Отвечая, я почему-то по-прежнему обращался к дяде Шуре. Ректор нетерпеливо поднял узкую холеную руку:

— Прекрасно. Да, да. Скажите еще, пожалуйста… геометрию вы знаете?

Я опешил. Чтобы уметь рисовать, надо знать геометрию? Я стал кое о чем догадываться и замолчал.

— Понимаете, — продолжал ректор, тоже обращаясь к дяде Шуре и словно извиняясь перед ним. — Я всячески рад бы помочь вам, но для академии нужны хотя бы элементарные знания. Живописец должен иметь понятия о законах перспективы, пропорции… об анатомии человека. Пусть этот, э-э-э… юноша пока походит в какую-нибудь студию или художественный кружок, что ли, А когда закончит… ну, скажем, даже семилетку…

Лицо дяди Шуры выразило живейшее огорчение, он с беспокойством покосился на меня. Дожидаться окончания их переговоров я не стал и, шаркая ботинками, вышел из кабинета.

Воспитатель нагнал меня на крыльце академии, дружески полуобнял за спину:

— Ты, Виктор, уж не упал ли духом?

Подбородок у меня вдруг затрясся, глаза обволокло слезами, задергалось левое веко; я не отвечал, боясь, что разревусь на улице, и прибавил шагу. Дядя Шура продолжал так же доверительно, будто и не догадывался о моем состоянии:

— Нет? Ну конечно. Подумаешь, неудача! Сказать по совести, мы с заведующим и не рассчитывали, что ты поступишь. Просто хотели позондировать почву… показать твои рисунки высокому специалисту. Ректор тебя похвалил: «Есть дарование», — а это главное. Вот определим тебя в нормальный детский дом, подучишься, тогда и попадешь в художественную школу. А насчет рисования тут, в ночлежке, мы вам поможем… придумаем еще что-нибудь.

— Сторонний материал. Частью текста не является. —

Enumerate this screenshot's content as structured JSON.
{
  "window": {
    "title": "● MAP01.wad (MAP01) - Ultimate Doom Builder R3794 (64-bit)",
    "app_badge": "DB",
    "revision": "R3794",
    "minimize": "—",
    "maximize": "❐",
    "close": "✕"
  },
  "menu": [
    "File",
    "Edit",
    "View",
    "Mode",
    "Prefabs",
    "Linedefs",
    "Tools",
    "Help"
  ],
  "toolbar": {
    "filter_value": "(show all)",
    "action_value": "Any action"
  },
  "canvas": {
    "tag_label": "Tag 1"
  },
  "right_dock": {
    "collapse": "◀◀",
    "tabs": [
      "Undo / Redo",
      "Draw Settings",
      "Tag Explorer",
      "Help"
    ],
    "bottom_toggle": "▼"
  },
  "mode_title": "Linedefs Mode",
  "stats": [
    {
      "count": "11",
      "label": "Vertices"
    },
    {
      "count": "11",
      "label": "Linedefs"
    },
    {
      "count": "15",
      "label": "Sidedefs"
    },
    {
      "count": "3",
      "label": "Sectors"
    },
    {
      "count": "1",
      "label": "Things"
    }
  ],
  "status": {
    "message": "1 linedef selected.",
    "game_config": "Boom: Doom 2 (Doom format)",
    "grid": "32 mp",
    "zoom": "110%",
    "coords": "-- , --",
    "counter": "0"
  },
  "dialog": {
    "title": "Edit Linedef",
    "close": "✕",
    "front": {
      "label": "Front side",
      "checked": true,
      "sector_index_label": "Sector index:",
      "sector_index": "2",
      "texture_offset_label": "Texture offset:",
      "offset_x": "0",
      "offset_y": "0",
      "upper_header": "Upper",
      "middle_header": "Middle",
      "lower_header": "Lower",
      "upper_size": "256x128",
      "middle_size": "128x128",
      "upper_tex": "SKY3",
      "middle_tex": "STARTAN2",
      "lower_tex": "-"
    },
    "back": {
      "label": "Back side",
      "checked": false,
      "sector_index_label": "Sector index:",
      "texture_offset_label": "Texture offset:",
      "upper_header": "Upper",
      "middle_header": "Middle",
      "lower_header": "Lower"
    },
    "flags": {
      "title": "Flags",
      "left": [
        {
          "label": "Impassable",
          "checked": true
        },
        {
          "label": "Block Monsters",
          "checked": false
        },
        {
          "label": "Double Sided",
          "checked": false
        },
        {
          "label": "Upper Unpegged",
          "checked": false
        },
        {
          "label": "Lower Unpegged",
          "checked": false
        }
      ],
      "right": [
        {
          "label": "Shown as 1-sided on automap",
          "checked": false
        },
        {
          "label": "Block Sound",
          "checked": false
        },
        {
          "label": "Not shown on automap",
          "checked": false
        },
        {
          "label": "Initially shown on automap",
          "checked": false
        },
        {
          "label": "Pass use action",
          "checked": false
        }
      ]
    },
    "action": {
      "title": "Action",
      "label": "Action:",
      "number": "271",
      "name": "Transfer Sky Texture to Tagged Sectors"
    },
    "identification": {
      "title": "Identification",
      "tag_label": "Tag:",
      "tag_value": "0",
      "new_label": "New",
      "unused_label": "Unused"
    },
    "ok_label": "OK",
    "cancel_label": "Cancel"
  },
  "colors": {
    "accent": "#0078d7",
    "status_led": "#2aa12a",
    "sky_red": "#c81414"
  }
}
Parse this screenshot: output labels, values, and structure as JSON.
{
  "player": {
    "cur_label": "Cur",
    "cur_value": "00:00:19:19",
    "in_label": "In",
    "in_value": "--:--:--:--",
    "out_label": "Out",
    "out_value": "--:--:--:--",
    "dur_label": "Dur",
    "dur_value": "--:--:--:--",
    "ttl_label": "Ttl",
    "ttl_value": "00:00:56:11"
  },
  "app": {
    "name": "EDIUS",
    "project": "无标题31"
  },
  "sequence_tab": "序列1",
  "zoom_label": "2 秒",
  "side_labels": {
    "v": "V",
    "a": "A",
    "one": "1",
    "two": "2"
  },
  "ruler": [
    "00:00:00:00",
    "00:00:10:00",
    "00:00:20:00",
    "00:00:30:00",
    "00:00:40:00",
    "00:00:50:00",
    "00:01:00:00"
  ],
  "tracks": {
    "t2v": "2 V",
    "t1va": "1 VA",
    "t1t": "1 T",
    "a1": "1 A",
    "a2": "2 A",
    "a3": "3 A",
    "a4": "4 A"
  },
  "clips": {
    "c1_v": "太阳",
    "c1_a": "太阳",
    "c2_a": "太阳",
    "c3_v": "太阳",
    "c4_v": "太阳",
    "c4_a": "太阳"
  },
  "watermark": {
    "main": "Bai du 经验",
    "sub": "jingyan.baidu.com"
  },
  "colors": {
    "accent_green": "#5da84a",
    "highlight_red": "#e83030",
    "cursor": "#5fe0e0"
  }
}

Прощаясь, Фурманов крепко пожал мне руку, и я один отправился на Малую Панасовку, которая давно стала моим домом. Я уже успокоился, по дороге придумывал страшные планы посрамления ректора-бюрократа. Хоть бы раз в жизни судьба улыбнулась мне. Нынче казалось: вот-вот добьюсь своего — и опять все сорвалось.

Санкомовцы торжественно гурьбой встретили меня на лестничной площадке перед ободранной дверью изолятора.

— Поздравить со званием студента?

У меня была манера бодриться при неудачах, и я почти весело ответил отрицательным кивком головы.

— Как так? Почему? Что стряслось? — посыпались вопросы.

— Понимаете, братва, — залпом объяснил я, переступая за ними порог и стараясь улыбнуться, — все уже было на мази. Ректор сказал: «Рисуете вы, паразит, прямо гениально», но… затребовал справку про образование. Геометрию ему, видишь ли ты, подай. Может, он думает, что я циркулем рисовать стану? Дело тут ясное: морда не внушает доверия, забоялся, что к академикам в карманы начну лазить. Потом. «колеса», — я показал на свои огромные ботинки. — Видите: на крокодилов похожи. И наверно… для художника ростом не удался.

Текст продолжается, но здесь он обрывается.